Since installing the pins goes with final finishing, I'm going to include everything in one step. Since I don't have any fancy rivets and such I use a method that may seem like cheating to some hardcore knife makers: I drill through the handle and blade, epoxy the pins in, then file them flat. The first step in this process is marking the holes. I usually eyeball the marks, then check their orientation with a straightedge to make sure they all line up. Next, you want to measure and cut your pins. For this knife I just used a brass rod (it may be a welding rod). To measure, just lay them across the handle and mark with a Sharpie. Make them a bit oversized though. It's a lot easier to remove material than it is to add it. Clamp the rod in a vise and use an ordinary hacksaw to cut the pins off. Then it's off to the drill press! Clamp your piece securely somehow, then drill through everything in one go. I put the drill on its slowest speed and use a really sharp bit. Repeat with however many pins you want to. When you finish, make sure to double check the fit of the pins in the holes. If they just barely fit, then you're in luck! Just tap them in with a mallet and file off the ends. If they slide in easily, then its epoxy time! Mix up some more epoxy, then put a bit on the middle of the pin. slide it in, and wipe any excess epoxy with a clean rag. leave it to dry before filing. When It's dry, just file the pins flush using a mill file.

Almost there, don't give up now! 
If this was a truly functional knife, you would harden the blade before fitting the handles, thus making it almost impossible to drill through.

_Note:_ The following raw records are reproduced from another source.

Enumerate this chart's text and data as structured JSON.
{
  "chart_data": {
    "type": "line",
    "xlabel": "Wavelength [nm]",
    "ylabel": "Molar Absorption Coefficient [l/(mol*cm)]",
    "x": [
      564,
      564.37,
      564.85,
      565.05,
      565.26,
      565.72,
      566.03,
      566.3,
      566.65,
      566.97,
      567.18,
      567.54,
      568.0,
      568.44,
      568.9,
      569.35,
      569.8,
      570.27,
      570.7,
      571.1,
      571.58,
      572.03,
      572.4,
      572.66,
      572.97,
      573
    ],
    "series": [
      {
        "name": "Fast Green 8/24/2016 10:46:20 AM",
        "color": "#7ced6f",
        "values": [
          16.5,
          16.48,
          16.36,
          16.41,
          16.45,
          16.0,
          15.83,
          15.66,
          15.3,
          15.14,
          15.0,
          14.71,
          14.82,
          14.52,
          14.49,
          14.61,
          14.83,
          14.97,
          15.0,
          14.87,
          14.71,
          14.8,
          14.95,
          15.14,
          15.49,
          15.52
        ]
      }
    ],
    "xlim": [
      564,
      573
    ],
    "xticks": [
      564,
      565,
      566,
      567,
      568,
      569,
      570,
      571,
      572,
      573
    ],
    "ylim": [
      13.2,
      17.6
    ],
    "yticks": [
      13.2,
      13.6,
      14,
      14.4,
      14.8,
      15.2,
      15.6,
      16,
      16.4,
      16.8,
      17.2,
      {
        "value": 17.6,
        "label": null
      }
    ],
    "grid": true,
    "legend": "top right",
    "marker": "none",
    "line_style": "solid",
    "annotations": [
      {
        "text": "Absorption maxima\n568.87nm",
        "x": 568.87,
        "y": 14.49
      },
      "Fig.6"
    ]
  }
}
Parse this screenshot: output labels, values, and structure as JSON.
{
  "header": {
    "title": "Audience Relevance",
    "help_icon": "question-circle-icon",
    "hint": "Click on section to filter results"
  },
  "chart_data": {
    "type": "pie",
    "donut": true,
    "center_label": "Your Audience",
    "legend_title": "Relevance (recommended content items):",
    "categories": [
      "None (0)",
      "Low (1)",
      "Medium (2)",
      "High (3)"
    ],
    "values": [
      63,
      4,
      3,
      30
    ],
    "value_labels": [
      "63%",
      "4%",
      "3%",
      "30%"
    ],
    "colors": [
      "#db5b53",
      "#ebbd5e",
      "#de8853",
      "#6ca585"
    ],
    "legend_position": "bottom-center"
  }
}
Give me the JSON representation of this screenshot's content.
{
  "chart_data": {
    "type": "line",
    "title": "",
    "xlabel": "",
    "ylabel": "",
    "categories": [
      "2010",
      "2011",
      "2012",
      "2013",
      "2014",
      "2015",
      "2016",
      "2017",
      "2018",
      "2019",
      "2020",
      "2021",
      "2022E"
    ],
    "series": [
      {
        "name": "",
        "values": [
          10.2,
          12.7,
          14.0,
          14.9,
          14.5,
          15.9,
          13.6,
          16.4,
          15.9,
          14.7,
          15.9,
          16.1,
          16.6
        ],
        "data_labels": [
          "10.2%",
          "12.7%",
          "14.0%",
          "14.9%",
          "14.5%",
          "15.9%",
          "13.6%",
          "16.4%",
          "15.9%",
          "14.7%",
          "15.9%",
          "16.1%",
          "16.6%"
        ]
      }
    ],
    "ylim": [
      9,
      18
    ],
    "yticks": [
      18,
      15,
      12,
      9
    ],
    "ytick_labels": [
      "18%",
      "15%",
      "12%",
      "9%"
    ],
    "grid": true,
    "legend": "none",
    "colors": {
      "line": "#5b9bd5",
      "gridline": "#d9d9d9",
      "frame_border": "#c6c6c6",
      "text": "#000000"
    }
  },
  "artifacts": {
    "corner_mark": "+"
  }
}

Ideally, drill the holes in the "tang" before hadening. Then harden, anneal, glue on one scale and drill the hole through from the exposed tang. Then glue the second scale on and drill through from the first scale.
xarlock6674 years ago
For an one handed blade no more than 3 pins should be used. More may weaken the wood, and for a knife, 2 is usually adequate. Once you have your pins cut, and your holes drilled, place a pin in a hole, back it with an anvil, or similar object, and GENTLY tap the outside edges of the pin until the edges flair. Once they are flaired, flip the knife, and repeat. If the pin is too long, cut it off and replace it. Takes a little experimentation, but you will get it down, and your handle will never come off. DO NOT over brad the pins, you will crack the wood. Be gentle and take your time.
emkayach4 years ago
Have you tried "peening" the brass pins? Try this, do everything the same but cut the pins about a quarter inch longer. Push the pin through the hole in the handle/tang assembly. Now place the whole thing on an anvil or anvil like surface and with a hammer start tapping the brass pin. Flip the handle every other strike so that you are hitting both sides evenly, more or less. You should get a functioning rivet. Of course if you work quickly enough you could still set the brass in epoxy and by the time you have finished peening it it will not only be glued in but it will have a mushroomed head to hold it in place. If you don't like the feel of the rivets in your hand try countersinking the holes in the handle so that the mushroom created by the hammering becomes flush with the wood.